Wunsch und Wirklichkeit: Wo das Homeoffice hakt

Themenkreis Arbeitswelt und Beruf (Symbolbild)

Homeoffice: Der Wunsch nach dem einen Tag mehr

Ein Umzug ins Homeoffice, der nie ganz vollzogen wurde – und einer, den auch niemand mehr rückgängig machen will: So lässt sich die Lage beim mobilen Arbeiten in Deutschland fünf Jahre nach der Pandemie beschreiben.
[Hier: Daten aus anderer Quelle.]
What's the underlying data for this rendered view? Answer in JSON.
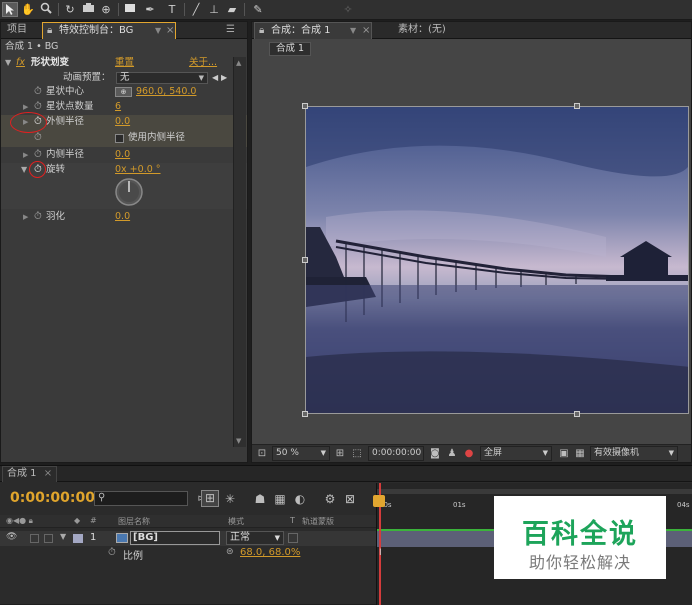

Das zeigt der aktuelle WSI-Report »Arbeiten im Homeoffice« von Helge Emmler, der auf Daten der WSI-Erwerbspersonenbefragung vom November 2025 beruht.

Stillstand mit Verschiebungen

Von den Ausnahmezuständen der Lockdown-Monate ist die Homeofficequote längst abgerückt, hat sich aber auch nicht wieder auf das Vorkrisenniveau zurückbewegt. Etwa jede*r dritte Beschäftigte arbeitet inzwischen regelmäßig mobil – vor der Pandemie war es nur jede sechste. Seit gut zwei Jahren bewegen sich die Gesamtzahlen kaum noch, doch unter der Oberfläche verschiebt sich einiges: Reine Betriebs- oder reine Homeoffice-Tätigkeit wird seltener, hybride Mischformen aus Büro- und Heimarbeit nehmen zu.

Besonders deutlich zeigt sich das bei Akademiker*innen. Sie gelten in praktisch jeder Hinsicht als privilegiert, wenn es um Homeoffice geht – ihnen wird es häufiger angeboten, und sie nutzen es intensiver. Trotzdem arbeiten sie mittlerweile öfter an zwei statt an drei Tagen von zu Hause aus als noch im Vorjahr.

Der Osten holt auf

In den ostdeutschen Bundesländern wird zwar nach wie vor seltener von zu Hause gearbeitet als im Westen.

Doch die Kluft zwischen dem, was Beschäftigte sich wünschen, und dem, was ihnen tatsächlich ermöglicht wird, hat sich dort binnen eines Jahres spürbar verringert: Der Anteil der mit ihrem Homeoffice-Arrangement zufriedenen Beschäftigten stieg von 23 auf 31 Prozent.

Nicht alle wollen nur noch zu Hause sein

Bemerkenswert ist, wie bescheiden die Wünsche der meisten Beschäftigten tatsächlich ausfallen. Wer für Homeoffice geeignete Tätigkeiten ausübt, möchte im Schnitt keineswegs ausschließlich zu Hause arbeiten, sondern strebt eine durchschnittliche Wunschzeit von rund 2,5 Tagen pro Woche an – tatsächlich gearbeitet wird derzeit aber noch etwas weniger als zwei Tage.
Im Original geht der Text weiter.